Microsoft-Approved UEFI Bootloaders Could Bypass Secure Boot
Eclypsium experts have discovered that a number of third-party UEFI bootloaders can be used to bypass UEFI Secure Boot protection, allowing attackers to execute malicious code before the operating system boots.
Let me remind you that we also said that Zloader Trojan Disables Microsoft Defender on Victims’ Systems.
The researchers remind that Secure Boot is part of the UEFI specification and is designed to protect the OS boot process so that only trusted code signed with a special certificate is executed within it.
Experts write that three Microsoft-approved UEFI bootloaders at once had vulnerabilities that allowed them to bypass Secure Boot and execute unsigned code:
- New Horizon Datasys Inc: CVE-2022-34302 (bypass Secure Boot via custom installer);
- CryptoPro Secure Disk: CVE-2022-34303 (bypassing Secure Boot via UEFI Shell);
- Eurosoft (UK) Ltd: CVE-2022-34301 (Secure Boot bypass via UEFI Shell).

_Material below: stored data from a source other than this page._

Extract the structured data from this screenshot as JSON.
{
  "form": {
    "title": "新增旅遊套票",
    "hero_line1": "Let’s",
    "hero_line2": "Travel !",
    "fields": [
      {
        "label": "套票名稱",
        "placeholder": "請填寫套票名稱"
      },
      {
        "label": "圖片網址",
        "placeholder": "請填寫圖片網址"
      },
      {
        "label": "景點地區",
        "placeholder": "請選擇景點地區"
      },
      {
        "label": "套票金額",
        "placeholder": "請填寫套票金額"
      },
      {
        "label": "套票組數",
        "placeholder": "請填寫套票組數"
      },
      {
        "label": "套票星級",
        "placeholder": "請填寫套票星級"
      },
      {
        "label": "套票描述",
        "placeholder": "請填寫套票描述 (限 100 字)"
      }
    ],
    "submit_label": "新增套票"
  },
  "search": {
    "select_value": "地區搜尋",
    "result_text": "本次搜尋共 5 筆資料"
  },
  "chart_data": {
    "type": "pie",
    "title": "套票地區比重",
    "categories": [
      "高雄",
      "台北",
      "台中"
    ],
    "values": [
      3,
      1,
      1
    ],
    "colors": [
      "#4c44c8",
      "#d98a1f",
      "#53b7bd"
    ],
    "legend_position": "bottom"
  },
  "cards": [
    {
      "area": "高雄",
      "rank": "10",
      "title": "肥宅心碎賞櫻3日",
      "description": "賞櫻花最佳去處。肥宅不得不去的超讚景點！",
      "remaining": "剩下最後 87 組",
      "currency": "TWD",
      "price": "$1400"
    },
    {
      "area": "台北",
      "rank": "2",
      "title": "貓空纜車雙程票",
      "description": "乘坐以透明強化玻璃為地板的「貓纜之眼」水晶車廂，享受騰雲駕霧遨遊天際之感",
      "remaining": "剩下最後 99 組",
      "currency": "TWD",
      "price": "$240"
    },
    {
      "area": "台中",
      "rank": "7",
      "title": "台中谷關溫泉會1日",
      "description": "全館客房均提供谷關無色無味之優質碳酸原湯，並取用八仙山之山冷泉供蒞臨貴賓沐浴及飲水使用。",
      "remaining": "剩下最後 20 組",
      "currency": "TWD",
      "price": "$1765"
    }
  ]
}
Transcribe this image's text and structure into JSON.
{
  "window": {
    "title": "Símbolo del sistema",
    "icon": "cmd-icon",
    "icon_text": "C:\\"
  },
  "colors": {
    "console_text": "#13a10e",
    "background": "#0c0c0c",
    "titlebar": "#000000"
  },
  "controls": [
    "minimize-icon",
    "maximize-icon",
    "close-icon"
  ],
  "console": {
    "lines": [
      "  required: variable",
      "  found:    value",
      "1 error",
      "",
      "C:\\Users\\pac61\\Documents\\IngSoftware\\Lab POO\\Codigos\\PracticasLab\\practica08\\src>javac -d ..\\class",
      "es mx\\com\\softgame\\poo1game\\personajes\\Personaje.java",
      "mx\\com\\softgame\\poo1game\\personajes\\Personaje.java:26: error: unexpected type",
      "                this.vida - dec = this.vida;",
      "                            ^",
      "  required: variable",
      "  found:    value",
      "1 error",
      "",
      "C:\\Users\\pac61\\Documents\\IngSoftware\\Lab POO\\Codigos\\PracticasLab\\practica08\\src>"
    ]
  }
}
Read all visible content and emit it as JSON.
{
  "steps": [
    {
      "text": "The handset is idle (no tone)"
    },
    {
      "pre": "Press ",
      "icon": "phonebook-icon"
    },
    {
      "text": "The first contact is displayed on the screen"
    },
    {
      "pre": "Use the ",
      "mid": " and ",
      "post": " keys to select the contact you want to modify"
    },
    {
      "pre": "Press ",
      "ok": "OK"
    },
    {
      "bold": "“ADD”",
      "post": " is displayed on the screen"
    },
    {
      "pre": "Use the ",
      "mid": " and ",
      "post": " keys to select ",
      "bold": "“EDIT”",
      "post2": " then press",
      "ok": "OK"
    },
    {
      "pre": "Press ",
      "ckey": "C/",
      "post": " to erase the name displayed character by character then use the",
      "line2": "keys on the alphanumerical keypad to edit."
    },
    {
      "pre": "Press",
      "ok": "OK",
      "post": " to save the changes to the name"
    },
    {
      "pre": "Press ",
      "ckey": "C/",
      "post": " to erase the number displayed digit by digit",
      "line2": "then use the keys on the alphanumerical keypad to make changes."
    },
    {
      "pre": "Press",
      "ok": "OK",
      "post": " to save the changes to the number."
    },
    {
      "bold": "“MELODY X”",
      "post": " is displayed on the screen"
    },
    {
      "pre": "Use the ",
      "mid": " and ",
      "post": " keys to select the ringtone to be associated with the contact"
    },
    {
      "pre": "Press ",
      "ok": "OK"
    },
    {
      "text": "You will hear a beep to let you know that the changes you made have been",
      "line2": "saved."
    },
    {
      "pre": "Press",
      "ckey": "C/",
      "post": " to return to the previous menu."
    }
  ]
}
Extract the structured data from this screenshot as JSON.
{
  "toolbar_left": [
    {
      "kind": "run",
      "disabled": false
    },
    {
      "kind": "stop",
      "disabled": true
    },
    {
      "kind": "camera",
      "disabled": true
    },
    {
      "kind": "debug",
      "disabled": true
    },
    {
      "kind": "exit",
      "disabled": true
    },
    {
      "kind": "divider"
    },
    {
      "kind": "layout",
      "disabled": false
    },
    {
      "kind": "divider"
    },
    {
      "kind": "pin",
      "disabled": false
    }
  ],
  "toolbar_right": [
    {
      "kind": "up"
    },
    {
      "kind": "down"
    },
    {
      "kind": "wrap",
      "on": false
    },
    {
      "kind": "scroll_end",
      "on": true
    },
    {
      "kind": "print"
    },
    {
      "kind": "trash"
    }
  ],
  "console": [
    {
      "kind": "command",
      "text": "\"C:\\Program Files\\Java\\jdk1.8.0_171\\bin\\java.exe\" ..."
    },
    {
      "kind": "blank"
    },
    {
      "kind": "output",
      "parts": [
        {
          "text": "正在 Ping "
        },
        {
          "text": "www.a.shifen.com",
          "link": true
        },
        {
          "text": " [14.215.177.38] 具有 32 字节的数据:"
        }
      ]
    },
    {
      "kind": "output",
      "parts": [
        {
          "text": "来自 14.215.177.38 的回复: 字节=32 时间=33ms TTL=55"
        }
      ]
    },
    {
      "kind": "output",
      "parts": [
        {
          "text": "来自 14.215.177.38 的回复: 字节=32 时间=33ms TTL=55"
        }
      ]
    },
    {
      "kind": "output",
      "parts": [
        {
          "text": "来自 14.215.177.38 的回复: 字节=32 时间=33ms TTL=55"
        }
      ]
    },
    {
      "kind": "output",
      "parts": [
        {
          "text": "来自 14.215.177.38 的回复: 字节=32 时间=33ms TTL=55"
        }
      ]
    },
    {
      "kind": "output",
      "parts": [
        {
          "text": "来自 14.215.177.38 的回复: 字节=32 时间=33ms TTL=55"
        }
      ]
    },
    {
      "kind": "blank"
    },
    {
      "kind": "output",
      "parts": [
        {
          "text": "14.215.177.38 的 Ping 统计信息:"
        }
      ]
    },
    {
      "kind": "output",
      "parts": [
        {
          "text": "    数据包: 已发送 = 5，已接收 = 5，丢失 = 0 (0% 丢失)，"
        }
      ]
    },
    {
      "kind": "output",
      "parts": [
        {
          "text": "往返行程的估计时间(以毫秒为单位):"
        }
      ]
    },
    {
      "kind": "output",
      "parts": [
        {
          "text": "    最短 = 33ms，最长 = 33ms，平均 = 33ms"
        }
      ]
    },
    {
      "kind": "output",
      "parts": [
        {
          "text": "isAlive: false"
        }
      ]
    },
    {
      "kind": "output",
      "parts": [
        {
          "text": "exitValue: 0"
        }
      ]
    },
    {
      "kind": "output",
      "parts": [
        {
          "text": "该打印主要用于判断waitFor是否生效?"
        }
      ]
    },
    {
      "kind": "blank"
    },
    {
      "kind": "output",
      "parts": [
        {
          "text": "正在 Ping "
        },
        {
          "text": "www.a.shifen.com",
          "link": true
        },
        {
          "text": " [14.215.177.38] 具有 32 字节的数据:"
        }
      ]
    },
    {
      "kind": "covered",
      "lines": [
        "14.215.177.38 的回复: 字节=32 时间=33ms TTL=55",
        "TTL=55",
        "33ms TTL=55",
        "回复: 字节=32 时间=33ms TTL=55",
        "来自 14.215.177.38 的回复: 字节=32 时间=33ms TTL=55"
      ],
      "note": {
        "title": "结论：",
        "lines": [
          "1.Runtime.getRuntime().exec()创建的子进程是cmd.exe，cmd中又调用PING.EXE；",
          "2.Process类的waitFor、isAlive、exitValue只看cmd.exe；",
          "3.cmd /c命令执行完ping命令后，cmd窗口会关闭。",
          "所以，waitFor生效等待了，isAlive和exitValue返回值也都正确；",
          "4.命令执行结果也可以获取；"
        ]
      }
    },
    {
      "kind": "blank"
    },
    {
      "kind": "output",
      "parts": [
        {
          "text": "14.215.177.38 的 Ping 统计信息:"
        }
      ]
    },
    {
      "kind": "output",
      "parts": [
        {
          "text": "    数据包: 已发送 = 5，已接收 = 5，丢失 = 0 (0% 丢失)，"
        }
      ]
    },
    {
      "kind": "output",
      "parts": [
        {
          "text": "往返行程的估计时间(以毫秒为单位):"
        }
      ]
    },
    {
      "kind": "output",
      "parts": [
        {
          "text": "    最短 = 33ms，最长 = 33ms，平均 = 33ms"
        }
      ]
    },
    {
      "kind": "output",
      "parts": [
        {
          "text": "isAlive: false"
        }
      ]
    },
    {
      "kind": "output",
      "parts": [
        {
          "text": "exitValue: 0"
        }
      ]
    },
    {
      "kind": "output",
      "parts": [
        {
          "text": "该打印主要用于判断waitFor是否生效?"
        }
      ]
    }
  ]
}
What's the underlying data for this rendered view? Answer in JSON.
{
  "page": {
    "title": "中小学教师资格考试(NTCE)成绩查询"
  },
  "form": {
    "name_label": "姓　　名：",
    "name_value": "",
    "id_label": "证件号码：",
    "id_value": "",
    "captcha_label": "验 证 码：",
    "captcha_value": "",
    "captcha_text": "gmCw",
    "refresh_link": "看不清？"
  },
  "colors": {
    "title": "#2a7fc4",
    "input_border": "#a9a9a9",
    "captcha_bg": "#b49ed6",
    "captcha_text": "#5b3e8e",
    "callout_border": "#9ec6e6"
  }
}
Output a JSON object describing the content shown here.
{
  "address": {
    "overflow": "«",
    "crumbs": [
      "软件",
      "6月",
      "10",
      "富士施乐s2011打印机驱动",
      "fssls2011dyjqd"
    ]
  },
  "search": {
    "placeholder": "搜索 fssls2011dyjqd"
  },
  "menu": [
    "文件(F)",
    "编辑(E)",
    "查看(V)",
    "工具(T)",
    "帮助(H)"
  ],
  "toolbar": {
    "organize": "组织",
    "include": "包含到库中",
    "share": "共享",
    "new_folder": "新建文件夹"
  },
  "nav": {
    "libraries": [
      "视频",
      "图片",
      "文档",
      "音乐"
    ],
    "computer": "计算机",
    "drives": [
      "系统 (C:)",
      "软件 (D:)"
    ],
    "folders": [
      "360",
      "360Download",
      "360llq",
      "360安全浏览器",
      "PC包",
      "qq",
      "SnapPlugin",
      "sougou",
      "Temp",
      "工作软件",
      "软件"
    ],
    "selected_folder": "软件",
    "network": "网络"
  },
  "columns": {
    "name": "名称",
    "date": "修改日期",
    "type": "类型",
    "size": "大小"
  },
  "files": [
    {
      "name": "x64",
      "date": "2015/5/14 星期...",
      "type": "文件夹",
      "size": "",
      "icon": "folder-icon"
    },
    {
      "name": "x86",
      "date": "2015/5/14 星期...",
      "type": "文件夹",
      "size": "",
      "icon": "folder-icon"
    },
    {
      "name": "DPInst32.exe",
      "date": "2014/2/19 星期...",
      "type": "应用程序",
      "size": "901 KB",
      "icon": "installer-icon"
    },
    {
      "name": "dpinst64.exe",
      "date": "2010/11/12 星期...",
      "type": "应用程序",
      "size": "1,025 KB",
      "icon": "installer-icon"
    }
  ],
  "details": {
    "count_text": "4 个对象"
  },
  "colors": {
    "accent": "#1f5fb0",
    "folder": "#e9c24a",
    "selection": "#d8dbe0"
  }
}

Currently, Microsoft has already developed and released update KB5012170, which fixes problems in the listed bootloaders. “This update addresses the vulnerability by adding signatures of known vulnerable UEFI modules to DBX,” Microsoft said.
The Eclypsium report notes that using the Eurosoft and CryptoPro Secure Disk bootloaders, an attacker can bypass Secure Boot using signed UEFI shells (esdiags.efi and Shell_Full.efi). At the same time, it is emphasized that the exploitation of these vulnerabilities could be easily automated using scripts, although users could pay attention to the exploitation of bugs.
In the case of the New Horizon Datasys bootloader, the attack would be much more invisible to users. “This bootloader contains a built-in Secure Boot bypass that leaves Secure Boot enabled but disables checks,” the experts write. As a result, exploiting CVE-2022-34302 is much simpler than the other two bugs and allows you to disable Secure Boot by executing unsigned code directly. Researchers warn that hackers will certainly try to take advantage of this problem.
A security bulletin published by Carnegie Mellon University’s CERT states that early boot code can “also bypass conventional OS and EDR-based protections.” CERT experts list 23 UEFI bootloader vendors, and only three of them have clear status: Microsoft (affected), Phoenix Technologies (unaffected), and Red Hat (unaffected).
The other 20 vendors have been informed of the issues, but it is currently unknown if their products are affected. This list includes companies such as Acer, AMD, American Megatrends, ASUSTeK, DELL, Google, Hewlett Packard Enterprise, HP, Lenovo, Toshiba, and VAIO Corporation.